With this patch, the regression is addressed:

[root@virtme-ng bin]# ./scx_simple > /dev/null &
[1] 336
[root@virtme-ng bin]# hackbench --loops 1000
Running in process mode with 10 groups using 40 file descriptors each (== 400 tasks)
Each sender will pass 1000 messages of 100 bytes
Time: 0.348
[root@virtme-ng bin]# fg
./scx_simple > /dev/null
^CEXIT: BPF scheduler unregistered
[root@virtme-ng bin]# hackbench --loops 1000
Running in process mode with 10 groups using 40 file descriptors each (== 400 tasks)
Each sender will pass 1000 messages of 100 bytes
Time: 0.352

Signed-off-by: David Vernet <void@manifault.com>
---
 kernel/sched/ext.c | 14 ++++++++++----
 1 file changed, 10 insertions(+), 4 deletions(-)
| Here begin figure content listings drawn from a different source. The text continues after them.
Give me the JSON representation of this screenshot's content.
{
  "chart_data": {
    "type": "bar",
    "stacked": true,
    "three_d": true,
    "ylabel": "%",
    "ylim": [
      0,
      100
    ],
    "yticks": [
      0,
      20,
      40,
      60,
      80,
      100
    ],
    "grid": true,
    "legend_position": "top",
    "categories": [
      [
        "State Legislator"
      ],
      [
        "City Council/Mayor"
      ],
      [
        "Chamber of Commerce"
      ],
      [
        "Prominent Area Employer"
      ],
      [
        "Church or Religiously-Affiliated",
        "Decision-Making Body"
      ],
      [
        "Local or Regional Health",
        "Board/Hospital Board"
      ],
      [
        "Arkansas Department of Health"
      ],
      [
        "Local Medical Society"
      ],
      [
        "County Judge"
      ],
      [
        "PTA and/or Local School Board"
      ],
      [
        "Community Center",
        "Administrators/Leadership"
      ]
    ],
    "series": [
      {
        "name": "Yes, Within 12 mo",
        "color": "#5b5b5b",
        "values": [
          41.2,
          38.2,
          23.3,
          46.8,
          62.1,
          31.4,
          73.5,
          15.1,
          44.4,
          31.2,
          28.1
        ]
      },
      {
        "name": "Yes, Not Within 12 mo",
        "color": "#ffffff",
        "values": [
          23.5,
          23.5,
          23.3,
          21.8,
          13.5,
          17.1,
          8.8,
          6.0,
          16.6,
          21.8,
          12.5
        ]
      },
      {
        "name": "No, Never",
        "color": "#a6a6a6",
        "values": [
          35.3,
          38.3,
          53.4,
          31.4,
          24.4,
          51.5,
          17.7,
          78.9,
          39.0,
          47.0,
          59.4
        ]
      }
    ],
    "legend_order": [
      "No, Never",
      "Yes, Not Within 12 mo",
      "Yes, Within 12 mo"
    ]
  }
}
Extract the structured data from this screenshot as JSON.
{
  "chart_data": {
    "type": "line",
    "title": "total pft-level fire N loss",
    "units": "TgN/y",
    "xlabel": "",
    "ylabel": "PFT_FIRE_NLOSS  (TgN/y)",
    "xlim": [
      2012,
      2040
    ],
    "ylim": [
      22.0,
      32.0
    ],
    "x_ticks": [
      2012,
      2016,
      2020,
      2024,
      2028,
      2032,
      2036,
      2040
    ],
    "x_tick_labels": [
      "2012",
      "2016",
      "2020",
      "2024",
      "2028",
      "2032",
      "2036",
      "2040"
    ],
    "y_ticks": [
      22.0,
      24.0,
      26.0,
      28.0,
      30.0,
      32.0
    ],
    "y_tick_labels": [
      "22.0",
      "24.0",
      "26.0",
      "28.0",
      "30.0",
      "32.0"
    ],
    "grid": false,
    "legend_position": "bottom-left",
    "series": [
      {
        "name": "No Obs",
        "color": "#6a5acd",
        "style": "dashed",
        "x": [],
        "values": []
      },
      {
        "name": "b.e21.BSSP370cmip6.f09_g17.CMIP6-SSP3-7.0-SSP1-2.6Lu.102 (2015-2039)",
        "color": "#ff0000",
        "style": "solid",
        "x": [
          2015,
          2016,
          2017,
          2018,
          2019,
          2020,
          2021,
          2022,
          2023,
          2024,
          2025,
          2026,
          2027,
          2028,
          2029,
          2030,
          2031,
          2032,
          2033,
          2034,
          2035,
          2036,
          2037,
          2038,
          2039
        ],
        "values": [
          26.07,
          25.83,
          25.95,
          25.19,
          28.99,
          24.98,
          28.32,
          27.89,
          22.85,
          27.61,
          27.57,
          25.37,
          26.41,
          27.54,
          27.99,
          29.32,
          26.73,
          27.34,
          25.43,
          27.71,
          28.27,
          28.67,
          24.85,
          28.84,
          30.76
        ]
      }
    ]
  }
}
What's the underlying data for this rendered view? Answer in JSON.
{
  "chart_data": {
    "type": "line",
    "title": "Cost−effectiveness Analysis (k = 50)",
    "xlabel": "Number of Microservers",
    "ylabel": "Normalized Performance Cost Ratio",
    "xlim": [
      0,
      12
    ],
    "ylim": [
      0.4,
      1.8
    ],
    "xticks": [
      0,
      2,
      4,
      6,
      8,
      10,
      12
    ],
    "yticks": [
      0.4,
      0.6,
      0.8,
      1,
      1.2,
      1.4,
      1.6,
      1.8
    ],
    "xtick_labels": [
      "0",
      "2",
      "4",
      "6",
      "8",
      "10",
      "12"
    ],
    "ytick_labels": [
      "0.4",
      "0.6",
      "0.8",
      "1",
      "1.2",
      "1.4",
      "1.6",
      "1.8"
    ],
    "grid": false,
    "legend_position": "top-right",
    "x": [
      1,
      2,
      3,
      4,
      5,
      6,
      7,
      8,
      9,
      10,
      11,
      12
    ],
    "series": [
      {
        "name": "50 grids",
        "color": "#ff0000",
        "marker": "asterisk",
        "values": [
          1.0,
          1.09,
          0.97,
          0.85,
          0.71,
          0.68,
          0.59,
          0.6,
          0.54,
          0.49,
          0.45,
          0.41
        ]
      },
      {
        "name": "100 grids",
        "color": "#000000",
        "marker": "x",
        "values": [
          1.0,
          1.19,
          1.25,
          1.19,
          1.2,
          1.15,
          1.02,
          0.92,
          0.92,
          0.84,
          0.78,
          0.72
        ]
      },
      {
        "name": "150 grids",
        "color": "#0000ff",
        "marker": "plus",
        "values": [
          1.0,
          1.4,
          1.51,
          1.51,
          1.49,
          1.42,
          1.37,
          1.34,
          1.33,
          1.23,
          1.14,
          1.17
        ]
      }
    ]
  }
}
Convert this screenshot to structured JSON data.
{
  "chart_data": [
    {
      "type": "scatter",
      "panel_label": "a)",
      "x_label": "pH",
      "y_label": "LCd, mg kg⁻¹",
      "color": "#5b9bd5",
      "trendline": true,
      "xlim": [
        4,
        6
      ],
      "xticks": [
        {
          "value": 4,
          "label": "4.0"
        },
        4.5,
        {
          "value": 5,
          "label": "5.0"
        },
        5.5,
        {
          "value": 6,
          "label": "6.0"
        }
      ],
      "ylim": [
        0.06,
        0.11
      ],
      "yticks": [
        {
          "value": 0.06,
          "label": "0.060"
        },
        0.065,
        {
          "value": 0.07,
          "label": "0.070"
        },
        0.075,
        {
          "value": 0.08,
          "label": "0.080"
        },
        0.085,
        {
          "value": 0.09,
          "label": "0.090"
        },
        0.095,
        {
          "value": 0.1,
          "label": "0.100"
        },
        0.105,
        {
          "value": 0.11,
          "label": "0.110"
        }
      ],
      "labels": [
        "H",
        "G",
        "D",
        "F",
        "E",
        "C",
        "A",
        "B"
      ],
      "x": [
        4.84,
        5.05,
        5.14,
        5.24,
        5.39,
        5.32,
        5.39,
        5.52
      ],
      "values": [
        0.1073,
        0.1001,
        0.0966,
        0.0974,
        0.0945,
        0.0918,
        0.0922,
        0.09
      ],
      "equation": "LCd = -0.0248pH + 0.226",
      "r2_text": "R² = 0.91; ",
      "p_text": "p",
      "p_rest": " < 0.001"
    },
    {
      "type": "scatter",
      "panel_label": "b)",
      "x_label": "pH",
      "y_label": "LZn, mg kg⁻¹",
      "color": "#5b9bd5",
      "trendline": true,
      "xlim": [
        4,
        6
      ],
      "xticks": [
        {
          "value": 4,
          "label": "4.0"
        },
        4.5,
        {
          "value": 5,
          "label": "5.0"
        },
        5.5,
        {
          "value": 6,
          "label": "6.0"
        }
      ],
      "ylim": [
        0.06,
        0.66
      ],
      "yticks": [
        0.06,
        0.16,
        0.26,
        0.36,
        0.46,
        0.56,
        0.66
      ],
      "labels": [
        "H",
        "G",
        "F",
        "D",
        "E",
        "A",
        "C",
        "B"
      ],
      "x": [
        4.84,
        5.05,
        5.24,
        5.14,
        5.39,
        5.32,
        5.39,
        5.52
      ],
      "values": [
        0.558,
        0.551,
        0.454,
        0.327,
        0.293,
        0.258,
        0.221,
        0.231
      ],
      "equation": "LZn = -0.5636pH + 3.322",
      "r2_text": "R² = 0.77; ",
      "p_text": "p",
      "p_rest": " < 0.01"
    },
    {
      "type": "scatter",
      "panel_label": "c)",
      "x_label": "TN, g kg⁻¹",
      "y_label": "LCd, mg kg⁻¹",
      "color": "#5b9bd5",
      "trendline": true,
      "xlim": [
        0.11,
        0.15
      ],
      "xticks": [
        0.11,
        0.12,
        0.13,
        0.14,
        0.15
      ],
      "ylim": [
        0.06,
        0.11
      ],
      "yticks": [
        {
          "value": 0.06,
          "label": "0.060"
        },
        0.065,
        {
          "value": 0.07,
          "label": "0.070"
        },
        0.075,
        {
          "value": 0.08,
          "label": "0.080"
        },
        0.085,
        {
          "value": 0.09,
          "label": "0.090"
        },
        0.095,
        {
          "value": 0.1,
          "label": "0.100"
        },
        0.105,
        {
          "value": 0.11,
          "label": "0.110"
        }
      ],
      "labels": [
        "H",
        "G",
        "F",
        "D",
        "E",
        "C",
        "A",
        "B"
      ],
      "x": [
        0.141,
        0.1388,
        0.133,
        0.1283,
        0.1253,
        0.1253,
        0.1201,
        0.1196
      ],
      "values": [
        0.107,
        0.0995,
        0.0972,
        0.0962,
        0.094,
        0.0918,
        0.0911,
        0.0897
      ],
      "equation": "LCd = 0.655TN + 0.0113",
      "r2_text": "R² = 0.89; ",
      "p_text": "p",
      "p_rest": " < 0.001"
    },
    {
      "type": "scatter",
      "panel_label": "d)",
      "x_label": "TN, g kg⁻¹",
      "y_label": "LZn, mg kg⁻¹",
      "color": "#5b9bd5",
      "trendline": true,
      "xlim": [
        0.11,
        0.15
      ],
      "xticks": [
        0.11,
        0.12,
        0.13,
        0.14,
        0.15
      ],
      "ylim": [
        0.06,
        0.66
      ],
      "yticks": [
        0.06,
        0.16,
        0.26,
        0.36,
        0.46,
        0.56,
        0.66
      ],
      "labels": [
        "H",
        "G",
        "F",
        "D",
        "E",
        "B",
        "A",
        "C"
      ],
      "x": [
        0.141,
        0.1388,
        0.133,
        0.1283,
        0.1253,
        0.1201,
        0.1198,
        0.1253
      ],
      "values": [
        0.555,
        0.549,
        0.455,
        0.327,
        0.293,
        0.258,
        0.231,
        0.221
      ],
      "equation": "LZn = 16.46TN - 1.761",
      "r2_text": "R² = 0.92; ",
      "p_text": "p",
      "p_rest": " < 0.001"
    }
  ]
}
diff --git a/kernel/sched/ext.c b/kernel/sched/ext.c
index ca44bee6a1b37..2c7eda86e0836 100644
--- a/kernel/sched/ext.c
+++ b/kernel/sched/ext.c
@@ -2084,12 +2084,18 @@ static s32 scx_select_cpu_dfl(struct task_struct *p, s32 prev_cpu,
 	}
 
 	/*
-	 * If WAKE_SYNC and the machine isn't fully saturated, wake up @p to the
-	 * local DSQ of the waker.
+	 * If WAKE_SYNC, the waker's local DSQ is empty, and the system is
+	 * under utilized, wake up @p to the local DSQ of the waker. Checking
+	 * only for an empty local DSQ is insufficient as it could give the
+	 * wakee an unfair advantage when the system is oversaturated.
+	 * Checking only for the presence of idle CPUs is also insufficient as
+	 * the local DSQ of the waker could have tasks piled up on it even if
+	 * there is an idle core elsewhere on the system.
 	 */
+	cpu = smp_processor_id();
 	if ((wake_flags & SCX_WAKE_SYNC) && p->nr_cpus_allowed > 1 &&
-	    !cpumask_empty(idle_masks.cpu) && !(current->flags & PF_EXITING)) {
-		cpu = smp_processor_id();
+	    !cpumask_empty(idle_masks.cpu) && !(current->flags & PF_EXITING) &&
+	    cpu_rq(cpu)->scx.local_dsq.nr == 0) {
 		if (cpumask_test_cpu(cpu, p->cpus_ptr))
 			goto cpu_found;
 	}